Created Worlds, Part 2

For the writer of mainstream fiction, creating detailed origins for the people and places in the story is an option. For the writer of genre fiction it’s practically a necessity. There are countless series of science fiction or fantasy novels set in mythic worlds with richly imagined futures. What stands out among them are instances where stories not originally intended to share a universe become linked. Various genre writers have attempted to create a cohesive whole from fractured bits of their imaginations, and this post will look at some examples.

 

Isaac Asimov (1920-1992) was a shaper of modern science fiction and an astoundingly prolific writer, publishing everything from robot stories to popular science tomes. He is arguably most famous for two separate series. The first, starting with I, Robot (1953) follows the relationship between people and robots in the relatively-near future. The Foundation trilogy (1951-1953) creates a vast space opera about attempts to predict human behavior and engineer history.
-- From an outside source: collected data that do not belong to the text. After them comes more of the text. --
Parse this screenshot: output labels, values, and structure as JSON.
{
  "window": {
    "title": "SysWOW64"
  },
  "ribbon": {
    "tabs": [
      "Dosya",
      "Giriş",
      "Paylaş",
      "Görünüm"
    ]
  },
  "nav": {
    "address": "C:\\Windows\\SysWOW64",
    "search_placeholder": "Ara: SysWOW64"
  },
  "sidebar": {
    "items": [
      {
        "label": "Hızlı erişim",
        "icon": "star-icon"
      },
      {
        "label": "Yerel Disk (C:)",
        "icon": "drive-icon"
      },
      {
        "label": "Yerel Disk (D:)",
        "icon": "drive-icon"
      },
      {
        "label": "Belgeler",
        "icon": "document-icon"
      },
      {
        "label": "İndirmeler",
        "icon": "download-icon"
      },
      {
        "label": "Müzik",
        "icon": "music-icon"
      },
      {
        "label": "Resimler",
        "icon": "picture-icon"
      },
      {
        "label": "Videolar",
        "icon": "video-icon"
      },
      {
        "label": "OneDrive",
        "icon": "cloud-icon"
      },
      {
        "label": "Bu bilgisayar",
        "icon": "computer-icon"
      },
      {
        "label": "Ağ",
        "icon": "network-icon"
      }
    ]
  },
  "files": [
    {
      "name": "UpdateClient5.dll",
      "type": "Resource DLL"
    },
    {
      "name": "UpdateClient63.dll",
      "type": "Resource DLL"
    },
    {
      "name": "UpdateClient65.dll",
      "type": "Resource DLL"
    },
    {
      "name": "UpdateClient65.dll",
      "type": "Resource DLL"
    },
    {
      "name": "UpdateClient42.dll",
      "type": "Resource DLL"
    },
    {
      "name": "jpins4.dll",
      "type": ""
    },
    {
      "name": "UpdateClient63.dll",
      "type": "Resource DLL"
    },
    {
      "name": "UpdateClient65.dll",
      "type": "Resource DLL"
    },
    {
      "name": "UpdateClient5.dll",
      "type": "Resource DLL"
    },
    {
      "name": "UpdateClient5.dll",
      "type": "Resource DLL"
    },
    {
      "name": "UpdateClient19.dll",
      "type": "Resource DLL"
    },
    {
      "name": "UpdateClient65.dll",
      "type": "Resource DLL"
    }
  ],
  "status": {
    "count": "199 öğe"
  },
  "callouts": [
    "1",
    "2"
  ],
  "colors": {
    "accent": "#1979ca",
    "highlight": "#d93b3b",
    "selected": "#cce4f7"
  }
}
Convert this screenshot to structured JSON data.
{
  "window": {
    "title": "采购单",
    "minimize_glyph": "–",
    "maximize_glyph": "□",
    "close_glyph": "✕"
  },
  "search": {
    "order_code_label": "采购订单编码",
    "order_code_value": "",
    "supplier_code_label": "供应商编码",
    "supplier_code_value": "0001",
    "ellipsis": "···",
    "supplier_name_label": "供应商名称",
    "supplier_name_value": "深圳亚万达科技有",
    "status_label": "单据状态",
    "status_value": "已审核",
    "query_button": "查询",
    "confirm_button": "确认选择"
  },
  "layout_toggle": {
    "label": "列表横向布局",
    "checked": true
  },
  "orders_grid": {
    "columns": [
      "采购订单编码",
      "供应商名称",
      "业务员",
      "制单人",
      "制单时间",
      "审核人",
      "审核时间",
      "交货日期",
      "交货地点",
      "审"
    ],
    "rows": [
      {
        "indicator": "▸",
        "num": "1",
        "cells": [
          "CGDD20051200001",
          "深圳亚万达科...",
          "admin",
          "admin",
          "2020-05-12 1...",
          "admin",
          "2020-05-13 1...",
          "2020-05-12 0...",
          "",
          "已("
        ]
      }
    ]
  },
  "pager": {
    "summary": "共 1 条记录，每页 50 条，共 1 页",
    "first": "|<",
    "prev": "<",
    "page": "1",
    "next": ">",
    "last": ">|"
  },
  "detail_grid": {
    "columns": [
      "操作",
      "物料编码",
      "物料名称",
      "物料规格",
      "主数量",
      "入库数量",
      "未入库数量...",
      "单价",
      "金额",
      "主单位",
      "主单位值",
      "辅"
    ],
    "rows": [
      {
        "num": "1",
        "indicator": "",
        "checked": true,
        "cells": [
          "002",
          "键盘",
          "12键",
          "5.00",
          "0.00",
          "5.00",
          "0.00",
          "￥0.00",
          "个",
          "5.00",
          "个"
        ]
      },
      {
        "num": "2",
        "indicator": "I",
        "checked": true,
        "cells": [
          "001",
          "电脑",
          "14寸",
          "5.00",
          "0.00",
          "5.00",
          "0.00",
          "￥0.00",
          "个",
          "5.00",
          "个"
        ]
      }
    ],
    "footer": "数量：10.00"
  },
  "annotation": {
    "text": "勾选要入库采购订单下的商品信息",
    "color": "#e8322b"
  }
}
While the Robot and Foundation stories initially existed in separate worlds, Asimov began merging them into one, comprehensive future history in later prequels and sequels to the Foundation trilogy in the 1980’s.

 

A similar example comes from Gene Wolfe (1931- ), whose notable early fiction included the novella-triptych The Fifth Head of Cerberus (1972), about the colonization of twin planets St. Croix and St. Anne, and The Book of the New Sun (1980-1983), a multi-volume work in which the narrator undertakes a strange odyssey in a distant future when the sun is dying and the earth is littered with the confused debris of past civilizations. Wolfe later followed with The Book of the Long Sun (1993-1996), a story tangentially related to New Sun. This was followed in turn by The Book of the Short Sun (1999-2001), which serves as both a direct sequel to Long Sun while also revisiting the dying Earth of New Sun and the mysterious twin planets Green and Blue, once called St. Croix and St. Anne.

 

Another example is Robert Heinlein (1907-1988), who created his own future history. Stories about the colonization of the moon and creation of long-lived family clans were laid down in early works such as Methuselah’s Children (1941). In his later books he re-uses a variety of characters including time-traveler Lazarus Long, Long’s mother Maureen Johnson, and sentient computer ‘Mike.’ Books such as The Cat Who Walks Through Walls (1985) and To Sail Beyond the Sunset (1987)  break into the field of metafiction and suggest that all stories (especially Heinlein’s own) exist as truth on some layer of reality.

 

One of the most elaborate and notable examples of meta-fiction and world-building comes from Stephen King (1947- ) and his Dark Tower mythos.  The original Dark Tower novel, The Gunslinger (1982), was one of the first King ever wrote and was born from a youthful desire to fuse Tolkien-style fantasy, spaghetti Westerns, and a poem of Robert Browning’s about knight-errant Roland’s quest for the mythical Tower at the heart of existence. Three more volumes followed, sprinkled amidst the rest of his prodigious output, until King’s near-fatal car accident in 1999, after which he decided to finish the last three volumes while he still could. From as early as the third volume, the story began containing overt references to other books, including Richard Adams’ Shardik and The Wizard of Oz. In the fourth volume Roland’s band wanders onto the set of King’s popular novel The Stand, and around that time many of King’s other works began containing references small and large to The Dark Tower. The final three volumes up the ante further. Characters from books like ‘Salem’s Lot (1975), Insomnia (1994), and Hearts in Atlantis (1999) are directly imported into the series. The story not only references but announces its own references to its various inspirations, from Marvel Comics and Harry Potter to Robert Browning and Thomas Wolfe. Most famously, King himself appears in the two final volumes as the author of the book the characters find themselves inhabiting: first as a young alcoholic struggling with the The Gunslinger in the 1970’s, and again in 1999, where Roland must save him from a pickup truck barreling in his direction. As the final volumes came out in 2003-2004, Stephen King spoke in detail about the process by which The Dark Tower slowly enveloped his other works and he wondered aloud if he would stop writing all together. Being Stephen King, he did not, but in 2012, King published The Wind Through the Keyhole, another Dark Tower novel, signaling that he hadn’t quite let the Tower go, or perhaps, as becomes Roland in the series, the Tower hasn’t let him go, even after 40 years.